韩岁丝毫没发觉,前方路段没有栏杆,没得助力,她真的很想从隔壁沥青路往上爬,但大巴车不停上上下下,山路十八弯,大多横冲直撞,实在危险。
虽然在这种情况下还是有人往那边走。
步伐一次比一次沉重,韩岁觉得一定是有人在她双腿上捆上了她看不见的沙袋,不然为什么每上一层台阶都辛苦地快要跪下。
“宋柏,我累了。”韩岁不想爬了。
再往前走走,有一个面积不大的观景台,说是观景台其实只是一个小型亭子,挨着山边边,位置不错,恰好卡在前方两山之间,视野不受遮挡,能看见无限往外绵延的碧蓝色天空。
她指着亭子说:“我们去那里坐一会吧。”
“好。”
宋柏包里物资丰富,两人坐下后,他掏出瓶矿泉水递给她,韩岁来者不拒,也没喝太多,怕频繁上厕所。
隔壁小卖部由简单的木块打造,坐落在一棵旺盛的大树底下,屋顶满是飘零的落叶,变得发黄干瘪,看上去已有不少年头,也不知道这种叶子踩上去还会不会发出跟咀嚼薯片一样脆脆得响声。
韩岁思路继续发散,她的一双眼睛就像揭开了保护盖的镜头,急切地寻找美好的事物,想要留下那一瞬间,用作绘画的参考素材。
突然,鼻尖悠悠传来一股肉香,是刚在小卖部买了根烤肠的人从他们面前路过了一下。
原本不饿的她突然被诱惑,胃口大开。
这会腿也不痛了,人也不喘了,步步生风,挽着宋柏的手往亭子小卖部那边走,语速飞快:“你吃香肠吗?我想吃香肠了,我们一人一根吧,你想吃什么味道的?我想吃那个肉肠,尤其是爆开的那根……老板来一根这个。

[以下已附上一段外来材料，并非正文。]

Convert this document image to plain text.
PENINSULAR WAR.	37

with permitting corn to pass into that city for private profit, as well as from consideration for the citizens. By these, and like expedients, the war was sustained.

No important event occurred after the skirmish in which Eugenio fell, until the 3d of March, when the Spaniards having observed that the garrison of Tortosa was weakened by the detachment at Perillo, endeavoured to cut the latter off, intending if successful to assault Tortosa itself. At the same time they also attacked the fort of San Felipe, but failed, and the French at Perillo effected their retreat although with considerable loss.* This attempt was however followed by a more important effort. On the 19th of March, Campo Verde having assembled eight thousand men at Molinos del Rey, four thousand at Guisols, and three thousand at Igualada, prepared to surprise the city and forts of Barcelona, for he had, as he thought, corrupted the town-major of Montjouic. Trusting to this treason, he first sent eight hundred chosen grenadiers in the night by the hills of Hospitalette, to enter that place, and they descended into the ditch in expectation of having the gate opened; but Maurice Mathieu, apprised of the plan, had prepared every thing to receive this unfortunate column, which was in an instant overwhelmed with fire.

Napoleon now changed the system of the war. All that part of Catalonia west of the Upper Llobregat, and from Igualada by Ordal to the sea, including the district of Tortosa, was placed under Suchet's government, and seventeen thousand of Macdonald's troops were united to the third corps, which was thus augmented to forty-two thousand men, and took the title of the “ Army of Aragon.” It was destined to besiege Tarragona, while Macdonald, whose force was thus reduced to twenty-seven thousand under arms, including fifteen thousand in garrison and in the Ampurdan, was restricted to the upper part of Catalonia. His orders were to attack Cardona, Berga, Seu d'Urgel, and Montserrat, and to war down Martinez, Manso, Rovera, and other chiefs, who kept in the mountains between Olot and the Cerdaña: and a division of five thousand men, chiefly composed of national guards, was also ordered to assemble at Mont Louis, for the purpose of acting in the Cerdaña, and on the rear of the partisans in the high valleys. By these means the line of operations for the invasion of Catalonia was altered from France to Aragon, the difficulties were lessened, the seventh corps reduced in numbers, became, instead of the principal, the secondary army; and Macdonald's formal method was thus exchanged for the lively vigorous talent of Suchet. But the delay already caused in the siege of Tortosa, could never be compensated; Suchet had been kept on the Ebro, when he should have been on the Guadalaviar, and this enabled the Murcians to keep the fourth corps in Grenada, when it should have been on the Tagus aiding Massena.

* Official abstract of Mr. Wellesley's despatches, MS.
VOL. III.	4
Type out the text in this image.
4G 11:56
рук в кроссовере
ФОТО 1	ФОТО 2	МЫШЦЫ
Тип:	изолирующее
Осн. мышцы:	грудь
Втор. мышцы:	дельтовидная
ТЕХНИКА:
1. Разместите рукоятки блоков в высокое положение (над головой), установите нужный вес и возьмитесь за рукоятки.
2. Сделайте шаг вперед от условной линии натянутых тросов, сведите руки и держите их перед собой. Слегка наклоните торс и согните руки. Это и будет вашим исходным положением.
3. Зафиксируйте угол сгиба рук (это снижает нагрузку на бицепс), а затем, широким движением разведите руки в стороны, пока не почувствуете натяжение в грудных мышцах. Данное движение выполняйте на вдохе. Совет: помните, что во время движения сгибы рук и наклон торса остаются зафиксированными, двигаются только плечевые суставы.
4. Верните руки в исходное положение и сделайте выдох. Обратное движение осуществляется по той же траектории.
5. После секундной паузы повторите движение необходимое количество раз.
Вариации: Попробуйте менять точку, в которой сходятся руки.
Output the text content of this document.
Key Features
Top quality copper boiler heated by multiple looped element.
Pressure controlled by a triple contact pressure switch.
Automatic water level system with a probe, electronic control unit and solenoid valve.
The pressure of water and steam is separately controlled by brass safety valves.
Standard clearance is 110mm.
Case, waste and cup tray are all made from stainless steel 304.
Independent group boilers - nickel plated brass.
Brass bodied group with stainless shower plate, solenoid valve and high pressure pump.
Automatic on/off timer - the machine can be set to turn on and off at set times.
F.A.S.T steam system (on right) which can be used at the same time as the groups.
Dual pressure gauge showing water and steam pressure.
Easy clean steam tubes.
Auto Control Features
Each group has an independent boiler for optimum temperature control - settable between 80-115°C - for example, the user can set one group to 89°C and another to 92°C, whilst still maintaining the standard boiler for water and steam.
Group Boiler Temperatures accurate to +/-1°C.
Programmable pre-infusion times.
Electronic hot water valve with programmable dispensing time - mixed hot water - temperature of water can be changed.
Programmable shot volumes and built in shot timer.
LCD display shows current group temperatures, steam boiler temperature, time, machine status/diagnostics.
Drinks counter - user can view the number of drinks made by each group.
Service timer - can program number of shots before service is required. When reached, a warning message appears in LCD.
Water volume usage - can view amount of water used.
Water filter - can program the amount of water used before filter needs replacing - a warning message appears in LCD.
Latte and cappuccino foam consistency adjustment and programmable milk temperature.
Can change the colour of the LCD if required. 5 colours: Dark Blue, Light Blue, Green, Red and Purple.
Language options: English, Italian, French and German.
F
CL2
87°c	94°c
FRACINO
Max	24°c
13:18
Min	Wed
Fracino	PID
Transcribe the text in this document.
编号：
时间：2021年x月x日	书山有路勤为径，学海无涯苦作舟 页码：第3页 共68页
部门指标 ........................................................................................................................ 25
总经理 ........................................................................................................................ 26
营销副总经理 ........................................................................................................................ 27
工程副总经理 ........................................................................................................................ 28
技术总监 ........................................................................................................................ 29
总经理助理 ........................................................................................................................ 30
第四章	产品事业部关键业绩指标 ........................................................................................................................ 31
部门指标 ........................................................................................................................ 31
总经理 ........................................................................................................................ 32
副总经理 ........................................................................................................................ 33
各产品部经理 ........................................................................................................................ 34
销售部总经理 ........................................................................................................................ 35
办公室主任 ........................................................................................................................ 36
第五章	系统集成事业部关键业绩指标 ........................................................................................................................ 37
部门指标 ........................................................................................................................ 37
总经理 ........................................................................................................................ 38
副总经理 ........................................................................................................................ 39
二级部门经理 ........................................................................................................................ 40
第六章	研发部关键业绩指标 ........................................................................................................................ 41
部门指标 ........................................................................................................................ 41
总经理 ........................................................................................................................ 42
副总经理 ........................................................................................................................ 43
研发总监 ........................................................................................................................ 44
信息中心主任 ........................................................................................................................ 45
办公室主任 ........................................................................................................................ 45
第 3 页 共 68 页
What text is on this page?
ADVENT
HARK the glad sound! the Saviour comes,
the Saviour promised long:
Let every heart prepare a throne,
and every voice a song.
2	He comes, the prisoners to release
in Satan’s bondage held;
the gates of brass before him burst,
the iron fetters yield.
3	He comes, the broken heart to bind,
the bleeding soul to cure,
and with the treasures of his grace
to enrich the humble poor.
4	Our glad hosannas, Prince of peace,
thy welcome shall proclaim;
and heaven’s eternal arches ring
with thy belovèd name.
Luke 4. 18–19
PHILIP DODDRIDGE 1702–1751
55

”
“好嘞,美女你可真会挑,这根爆得最开了!”
老板拿起一根竹签,夹起韩岁手指头点中的那一根,尖锐的签子头部迅速果断贯穿烤肠,用带点口音的语调:“要加点辣椒不?”
“不加不加。”韩岁言行举止宛若资深烤肠品味大户,迫不及待从老板手里接过烤肠,先咬了一口,才赞扬道,“果然最好吃的烤肠是在校园和景区。”
她满足地咀嚼,推荐宋柏:“你可以试试脆骨肠的,也很好吃。”
没等宋柏开口要还是不要,老板已经串上递过来了:“一共二十。”
“二,二十?”
“嗯呐,十块钱一根,两根不就是二十?”
老板面露微笑,眼神示意旁边贴着的,用纸箱裁剪下来做成的价格牌,明显标价——
烤肠(原味肠8元/根肉肠/脆骨肠10元/根)
茶叶蛋(5元/个)
矿泉水(6元/瓶)
嫌少旅游的韩岁第一次遭遇景区毒打,顿时觉得手中的烤肠食之无味弃之可惜,偏偏手里这根已进食一半,没有退回的可能。
韩岁拉着宋柏走远两步,背对着老板:“你说你这根烤肠有可能退吗?”
“应该不可能吧。”宋柏突然咬了一口。
韩岁见状一巴掌拍在他胳膊上:“你干嘛!”
宋柏丝毫不觉自己有多“败家”,见她像只炸毛的小猫,玩心大起:“不是说请我吗?没见过都拿到手了还要退回去的,你说是吧?嗯?”
他又咬了一口。
味道确实不错。
“我请你?”韩岁手指指向自己,又不可置信地指向他,“我哪里说过‘请’这个字?”
她声音压得极低,唯恐被路过的行人听见,宋柏不得不弯腰低头,凑到她跟前来听。
“你盛情邀请我来吃烤肠,你说你一根我一根,我还没说要吃什么,你又推荐我吃脆骨的,全程我一句话没说,烤肠就到我手上来了,不是你请我的难道是我自己买的吗?”
好一个逻辑天才。
韩岁惊觉自己完全无话可说。
“帅哥美女?这钱,谁来付啊?”后头适时响起催促的声音,引得韩岁面上烧起了成片的火烧云,烫得人像是发了高烧,随时能在脸上煎个鸡蛋。
太丢人!
每一双投递视线过来的眼睛都在她身上烙下了难以磨灭的痕迹,好比蚂蚁啃食,令人浑身难安。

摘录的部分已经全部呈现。